Wednesday, December 1, 2010


     This is probably the hardest post I have had to write about so far.  Emotionally I would just like to skip this post and pretend that this is something that we are not dealing with.  I choose to write on for a couple different reasons.  One reason being that things don't go away if you ignore them and another being that I am sure that I am not the only one struggling with these emotions.  There are more reasons but I am not going to take up your time by writing them all down.  So here it goes...
     The school where Kyle goes to recently did a couple screenings on him.  One was sensory issues.  I always knew that Kyle was sensitive to sound, smells, tastes, touch, bright lights etcetera, but aren't we all??  After the evaluation it was discovered that these issues were impacting him more than what I had assumed.  Their suggestions were great.  Ear plugs for places that were too loud for him...a weighted vest for when he was seeking deep pressure...something to chew on to help with his need for mouthing things (currently he chews his clothes, sucks on his upper arm to the point of leaving marks)...something nice smelling to carry around with him in case he smells something that he can't tolerate...sunglasses to deal with the sun (we had already been doing this at home).

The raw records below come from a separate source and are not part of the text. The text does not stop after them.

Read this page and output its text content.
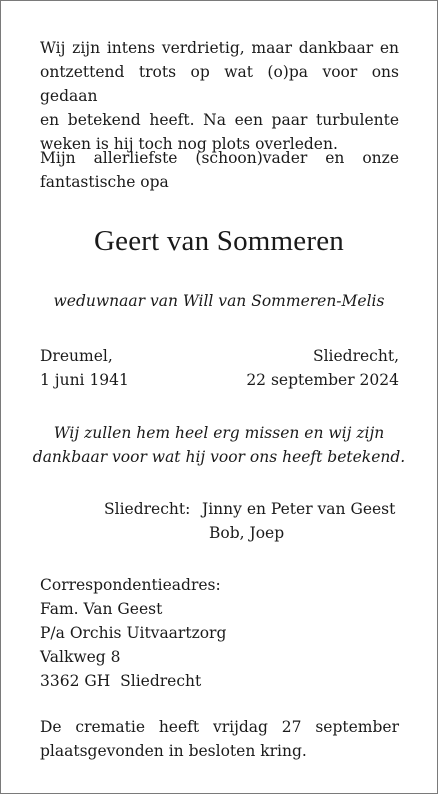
Wij zijn intens verdrietig, maar dankbaar en
ontzettend trots op wat (o)pa voor ons gedaan
en betekend heeft. Na een paar turbulente
weken is hij toch nog plots overleden.
Mijn allerliefste (schoon)vader en onze
fantastische opa
Geert van Sommeren
weduwnaar van Will van Sommeren-Melis
Dreumel,	Sliedrecht,
1 juni 1941	22 september 2024
Wij zullen hem heel erg missen en wij zijn
dankbaar voor wat hij voor ons heeft betekend.
Sliedrecht: Jinny en Peter van Geest
Bob, Joep
Correspondentieadres:
Fam. Van Geest
P/a Orchis Uitvaartzorg
Valkweg 8
3362 GH  Sliedrecht
De crematie heeft vrijdag 27 september
plaatsgevonden in besloten kring.
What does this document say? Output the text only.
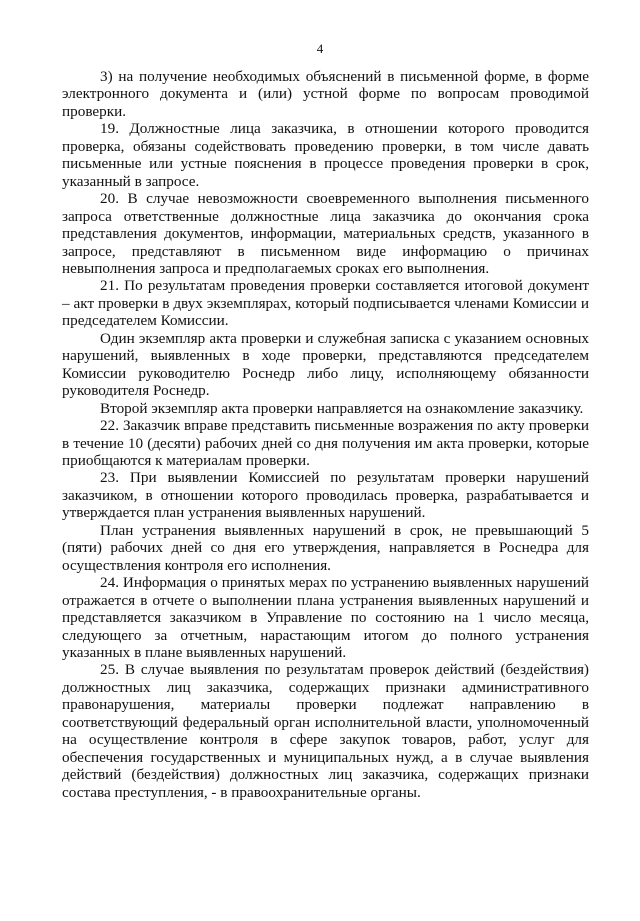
4

3) на получение необходимых объяснений в письменной форме, в форме электронного документа и (или) устной форме по вопросам проводимой проверки.

19. Должностные лица заказчика, в отношении которого проводится проверка, обязаны содействовать проведению проверки, в том числе давать письменные или устные пояснения в процессе проведения проверки в срок, указанный в запросе.

20. В случае невозможности своевременного выполнения письменного запроса ответственные должностные лица заказчика до окончания срока представления документов, информации, материальных средств, указанного в запросе, представляют в письменном виде информацию о причинах невыполнения запроса и предполагаемых сроках его выполнения.

21. По результатам проведения проверки составляется итоговой документ – акт проверки в двух экземплярах, который подписывается членами Комиссии и председателем Комиссии.

Один экземпляр акта проверки и служебная записка с указанием основных нарушений, выявленных в ходе проверки, представляются председателем Комиссии руководителю Роснедр либо лицу, исполняющему обязанности руководителя Роснедр.

Второй экземпляр акта проверки направляется на ознакомление заказчику.

22. Заказчик вправе представить письменные возражения по акту проверки в течение 10 (десяти) рабочих дней со дня получения им акта проверки, которые приобщаются к материалам проверки.

23. При выявлении Комиссией по результатам проверки нарушений заказчиком, в отношении которого проводилась проверка, разрабатывается и утверждается план устранения выявленных нарушений.

План устранения выявленных нарушений в срок, не превышающий 5 (пяти) рабочих дней со дня его утверждения, направляется в Роснедра для осуществления контроля его исполнения.

24. Информация о принятых мерах по устранению выявленных нарушений отражается в отчете о выполнении плана устранения выявленных нарушений и представляется заказчиком в Управление по состоянию на 1 число месяца, следующего за отчетным, нарастающим итогом до полного устранения указанных в плане выявленных нарушений.

25. В случае выявления по результатам проверок действий (бездействия) должностных лиц заказчика, содержащих признаки административного правонарушения, материалы проверки подлежат направлению в соответствующий федеральный орган исполнительной власти, уполномоченный на осуществление контроля в сфере закупок товаров, работ, услуг для обеспечения государственных и муниципальных нужд, а в случае выявления действий (бездействия) должностных лиц заказчика, содержащих признаки состава преступления, - в правоохранительные органы.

     Great!  We had a way to help him with these issues.  A way to make his world a bit more tolerable.  I couldn't be happier.  I went out and got all of the things he needed, except for the weighted vest.  Until I can travel two hours away to get one, I came up with a temporary solution of a small weighted blanket that I made.  I do not wish to order a weighted vest off the internet as I want to make sure that it is the correct size or else it would be useless.  The weighted blanket really worked at home.  I had a meeting with the school yesterday and brought it with me to give to the teacher.  I am going to make another one for home.  Everyone at the meeting loved it.
     I saw Kyle as I was leaving the meeting.  It was lunch time and he was in the cafeteria.  This is one of the harder parts of his day.  He has a harder time socially with lunch and recess.  It is because there is less structure.  As I was walking towards him I watched how happy he was.  He was sitting with three other kids.  They all were getting along and everyone seemed very happy.  Kyle was smiling and have a great time!  My heart sank though because he was sitting there wearing the ear plugs.  It was totally noticeable to me.  This was the first time I had seen him in school with the ear plugs.  He seemed oblivious, it didn't bother him at all that he was wearing them.  When I talked to him later about it he was totally fine with it.  His peers didn't seem to mind either.  My fear is that he would be picked on because of this.  Thinking and weighing all of the options, if he wasn't using this 'tool' he wouldn't be functioning as successfully as he was and the main thing was that he wasn't bothered by it.
     When Kyle was leaving school he came walking down the hill with everyone at dismissal time carrying his weighted blanket.  He wasn't trying to hide it, putting it in his bag would have been the best option.  He was twirling it around.  As his mom, I am glad that he has it to use at school but I don't want it to be something that the whole world is aware that he uses.  If the teacher kept it in the closet and only took it out when it was needed that would be great.  It would be even better if he didn't need it. 
     When I met up with Kyle as he was walking down the hill I explained to him that the blanket was to stay at school.  I promised him that I would make another one for him to use at home.  He was okay with that.
     On one hand it is a blessing that he is oblivious to the fact others may view his 'tools' as odd, but I think that he would grow better socially if he was a little more aware of social standards.  I have mixed emotions on this and it is a very hard topic to write all comes down to what is best for the child.